Dear Mary Kate,
Your daddy and I insisted on everyone napping Sunday afternoon. Then, we promised, then we could all plant flowers outside.
We left the front door open (yay for screen door weather!) and knew you’d wander out whenever you woke up. We were working right by your bedroom window, not too quietly, at that, but you must have had nearly a three hour nap. You were a tired punkin’ (I know, you’re not orange).
When you finally showed up, bleary-eyed and late for the planting party, you were still wearing the pantaloons you’d worn under your dress to church. Then there was the excitement of getting out the flip-flops for the year and discovering that your ones with the purple flowers still fit. Your favorite color is purple, so of course, purple flip-flops were the highlight of the day. You’d wear purple every day if your wardrobe made it possible. (You also tell us all the time about the purple car you’re going to buy!)
By the time you were dressed in outside clothes and had actually gotten your flip-flops on, Mommy was working in another flower bed. You came up next to me and said, “You can use that in your garden if you want to, Mommy.” I realized you were referring to the pinwheel you’d apparently claimed as your own, which your big sister Ruth and I had stuck in the garden earlier while you were sleeping.
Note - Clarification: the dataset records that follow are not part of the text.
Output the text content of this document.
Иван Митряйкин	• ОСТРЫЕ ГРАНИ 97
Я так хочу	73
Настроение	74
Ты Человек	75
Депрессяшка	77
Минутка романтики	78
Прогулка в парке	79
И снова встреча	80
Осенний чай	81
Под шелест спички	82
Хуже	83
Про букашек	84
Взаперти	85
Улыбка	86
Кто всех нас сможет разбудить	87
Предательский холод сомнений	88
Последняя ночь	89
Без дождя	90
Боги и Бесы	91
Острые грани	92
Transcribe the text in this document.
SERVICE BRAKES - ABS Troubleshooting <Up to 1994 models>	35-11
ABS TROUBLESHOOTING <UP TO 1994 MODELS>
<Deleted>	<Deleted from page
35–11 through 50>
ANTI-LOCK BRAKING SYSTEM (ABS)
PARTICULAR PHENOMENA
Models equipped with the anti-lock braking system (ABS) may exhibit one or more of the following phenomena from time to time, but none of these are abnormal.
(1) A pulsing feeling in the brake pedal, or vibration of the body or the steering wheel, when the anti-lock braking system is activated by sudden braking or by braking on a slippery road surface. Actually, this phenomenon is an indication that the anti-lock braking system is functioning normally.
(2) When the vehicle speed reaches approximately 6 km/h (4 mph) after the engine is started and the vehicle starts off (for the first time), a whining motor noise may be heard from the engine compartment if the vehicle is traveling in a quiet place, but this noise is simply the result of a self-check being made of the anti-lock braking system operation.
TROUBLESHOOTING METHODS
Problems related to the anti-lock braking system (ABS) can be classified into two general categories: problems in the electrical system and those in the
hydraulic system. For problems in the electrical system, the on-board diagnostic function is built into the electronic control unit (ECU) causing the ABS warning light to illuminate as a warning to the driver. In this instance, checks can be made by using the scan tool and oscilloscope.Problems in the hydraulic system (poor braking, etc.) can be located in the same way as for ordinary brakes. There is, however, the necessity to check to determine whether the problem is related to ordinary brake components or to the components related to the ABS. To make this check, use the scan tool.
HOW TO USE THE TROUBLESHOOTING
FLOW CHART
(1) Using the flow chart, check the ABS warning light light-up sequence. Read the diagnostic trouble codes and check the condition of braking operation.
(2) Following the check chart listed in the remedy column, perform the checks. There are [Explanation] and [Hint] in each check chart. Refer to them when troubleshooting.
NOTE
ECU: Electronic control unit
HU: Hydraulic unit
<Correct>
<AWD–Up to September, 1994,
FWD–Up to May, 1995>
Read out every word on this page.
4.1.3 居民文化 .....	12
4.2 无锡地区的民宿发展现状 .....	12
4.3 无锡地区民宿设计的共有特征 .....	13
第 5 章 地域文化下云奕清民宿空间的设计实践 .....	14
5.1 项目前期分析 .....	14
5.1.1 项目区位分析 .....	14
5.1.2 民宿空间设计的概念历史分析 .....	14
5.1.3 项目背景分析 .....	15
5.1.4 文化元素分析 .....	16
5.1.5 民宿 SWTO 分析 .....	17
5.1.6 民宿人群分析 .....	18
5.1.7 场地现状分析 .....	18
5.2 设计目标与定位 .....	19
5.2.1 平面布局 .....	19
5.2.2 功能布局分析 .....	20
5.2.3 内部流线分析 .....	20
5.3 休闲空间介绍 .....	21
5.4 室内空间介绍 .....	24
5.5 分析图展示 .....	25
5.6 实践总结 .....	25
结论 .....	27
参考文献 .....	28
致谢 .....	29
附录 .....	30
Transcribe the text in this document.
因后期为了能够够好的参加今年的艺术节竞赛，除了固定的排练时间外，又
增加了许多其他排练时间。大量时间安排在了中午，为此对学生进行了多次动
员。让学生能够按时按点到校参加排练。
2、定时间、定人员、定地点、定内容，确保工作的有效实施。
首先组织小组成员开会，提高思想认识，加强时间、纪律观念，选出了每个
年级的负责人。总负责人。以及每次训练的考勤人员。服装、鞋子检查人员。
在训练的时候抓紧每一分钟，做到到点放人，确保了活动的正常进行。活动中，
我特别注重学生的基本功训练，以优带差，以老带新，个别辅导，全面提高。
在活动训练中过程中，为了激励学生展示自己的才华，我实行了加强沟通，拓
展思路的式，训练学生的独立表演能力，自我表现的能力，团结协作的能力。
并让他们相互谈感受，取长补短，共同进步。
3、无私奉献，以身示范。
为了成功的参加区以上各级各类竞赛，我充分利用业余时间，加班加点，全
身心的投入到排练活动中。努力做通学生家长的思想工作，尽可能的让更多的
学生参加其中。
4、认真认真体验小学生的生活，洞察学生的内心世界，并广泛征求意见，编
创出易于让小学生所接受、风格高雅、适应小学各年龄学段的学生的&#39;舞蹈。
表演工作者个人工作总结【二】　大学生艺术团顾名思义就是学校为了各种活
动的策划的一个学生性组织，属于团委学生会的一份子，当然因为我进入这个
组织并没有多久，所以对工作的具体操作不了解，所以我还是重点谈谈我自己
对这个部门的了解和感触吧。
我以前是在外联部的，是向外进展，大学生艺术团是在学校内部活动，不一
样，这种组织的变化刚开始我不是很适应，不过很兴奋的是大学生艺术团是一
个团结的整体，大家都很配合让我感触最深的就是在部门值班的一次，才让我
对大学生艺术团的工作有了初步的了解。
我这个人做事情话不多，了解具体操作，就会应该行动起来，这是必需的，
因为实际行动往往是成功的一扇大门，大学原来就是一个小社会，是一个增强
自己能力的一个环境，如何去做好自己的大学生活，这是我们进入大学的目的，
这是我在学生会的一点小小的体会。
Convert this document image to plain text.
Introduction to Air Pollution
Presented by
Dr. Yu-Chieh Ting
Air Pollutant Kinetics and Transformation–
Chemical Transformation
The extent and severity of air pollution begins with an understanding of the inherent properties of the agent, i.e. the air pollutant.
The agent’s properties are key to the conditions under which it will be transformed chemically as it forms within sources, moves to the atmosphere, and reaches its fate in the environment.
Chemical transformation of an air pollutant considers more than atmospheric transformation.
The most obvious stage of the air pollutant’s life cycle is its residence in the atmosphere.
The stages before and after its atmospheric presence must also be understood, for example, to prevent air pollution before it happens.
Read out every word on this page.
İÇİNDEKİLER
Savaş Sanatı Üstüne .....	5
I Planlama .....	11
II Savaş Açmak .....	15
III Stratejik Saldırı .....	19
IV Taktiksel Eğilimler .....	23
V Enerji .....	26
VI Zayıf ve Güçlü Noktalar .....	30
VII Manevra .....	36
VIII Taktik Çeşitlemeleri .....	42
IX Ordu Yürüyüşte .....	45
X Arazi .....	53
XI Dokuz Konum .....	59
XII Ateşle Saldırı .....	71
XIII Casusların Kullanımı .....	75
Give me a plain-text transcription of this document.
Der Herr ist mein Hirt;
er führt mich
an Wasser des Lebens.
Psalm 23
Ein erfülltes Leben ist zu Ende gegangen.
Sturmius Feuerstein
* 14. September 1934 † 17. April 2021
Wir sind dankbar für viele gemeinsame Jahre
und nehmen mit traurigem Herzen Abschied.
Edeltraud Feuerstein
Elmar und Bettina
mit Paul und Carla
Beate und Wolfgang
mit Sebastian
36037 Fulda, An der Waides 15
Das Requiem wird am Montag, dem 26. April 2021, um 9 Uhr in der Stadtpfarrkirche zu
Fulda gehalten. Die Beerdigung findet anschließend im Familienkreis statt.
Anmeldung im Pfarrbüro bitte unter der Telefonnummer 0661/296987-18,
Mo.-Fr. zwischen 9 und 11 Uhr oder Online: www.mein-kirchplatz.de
I smiled and thanked you for your permission.
“Mommy, your dandelions are blooming! Your dandelions are blooming!” Your excitement was contagious to everyone except your daddy. He is not very excited about dandelions. Except, we corrected you, these were daffodils.
A few moments later, “Look at your sunflowers, Mommy!” Yes, I had planted sunflower seeds earlier, and yes, daffodils were yellow like sunflowers, but these were still daffodils, Mary, still daffodils.
But your crowning comment of the day was as you quietly stood observing us plant. “I watching my garden grow, Mommy.”
Apparently, we’ve recited that “Mary, Mary quite contrary…” rhyme to you one too many times. But I s’pose that watching your garden grow is training for being a good helper as a farmer’s daughter.
We love you, Mary Kate. Your serious commentary brings much laughter to our days. And just a glance at your wayward spiral curls is enough to make us smile!